La 2CB se puede encontrar en polvo o pastillas. La dosis promedio personal es de 4 a 30 miligramos, y dependiendo del individuo las sensaciones que genera, como “euforia y felicidad extrema, cambios en la percepción de los sentidos (alucinaciones, distorsiones, efectos en tactógenos que favorecen los sentimientos emocionales y sociales)”, se pueden reflejar en cuestión de una hora, pero incluso hasta en un periodo de ocho horas, lo cual provoca que algunos consumidores, al no sentir una reacción inmediata, la ingieran en mayores cantidades al creer que no les ha causado efecto alguno.

“El problema es que a dosis más altas, puede presentar cuadros de psicosis (el paciente se disocia de la realidad y en ese estado puede agredirse a él o a otra persona). Los signos vitales se van a alterar, habrá hipertensión, taquicardia, riesgos cardiovasculares y neurológicos, con mayor preocupación cuando hay convulsiones, compromisos musculares porque hacen marcada rigidez, y eso los lleva a tener compromisos renales”, agrega la toxicóloga.

¿Qué hacer?

El problema principal para las autoridades radica en la adulteración de la 2CB, pues los componentes utilizados no hacen parte de la sustancias definidas en el tratado de fiscalización internacional de la Organización de Naciones Unidas, ONU, en la cual sí está incluida la 2CB, al igual que otros 736 productos, explica Jenny Faguas, del Observatorio de Drogas.

En esa lista también están reseñadas 250 sustancias naturales, como la cocaína y el cannabis.
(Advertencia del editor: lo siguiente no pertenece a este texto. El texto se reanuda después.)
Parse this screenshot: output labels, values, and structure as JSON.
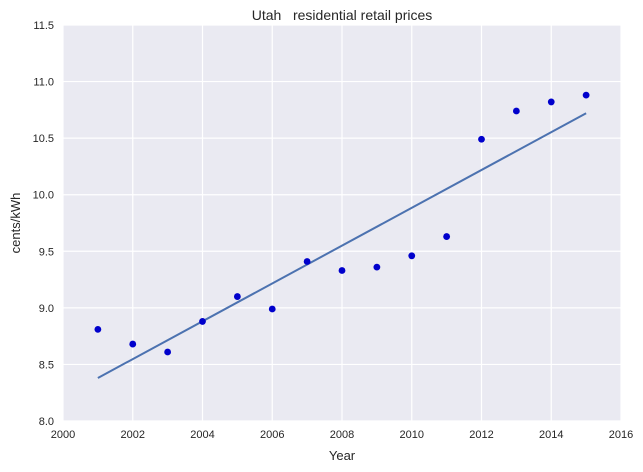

Así, las autoridades no tienen herramientas para incrementar sus incautaciones de drogas sintéticas y por ende disminuir su consumo, que en Colombia ha aumentado. “En los últimos dos años, de 2016 a 2018, el consumo de nuevas drogas es cada vez más frecuentes en los servicios de urgencias, generalmente jóvenes”, afirma la toxicóloga Marie Claire Berrouet.

La lucha contra las redes que distribuyen estas drogas es fuerte, confiesa la mayor Liz Wendy Cuadros. “Una sustancia de este tipo que el martes se ofrece en Alemania, el sábado ya se encuentra en Colombia”.

La esperanza en el corto plazo, agrega Jenny Faguas, es que el camino que debe recorrer la solicitud de inclusión de nuevas sustancias en el tratado de fiscalización de la ONU sea ágil y expedito, para poder contar con las herramientas legales que disminuyan la comercialización y el consumo, que finalmente es el punto más importante para las autoridades.

“Los jóvenes no saben lo que están consumiendo, se exponen a cantidades de riesgos y de incertidumbres, porque esas drogas se elaboran en laboratorios clandestinos, sin prácticas de manufactura, es una producción ilegal”, cierra Faguas.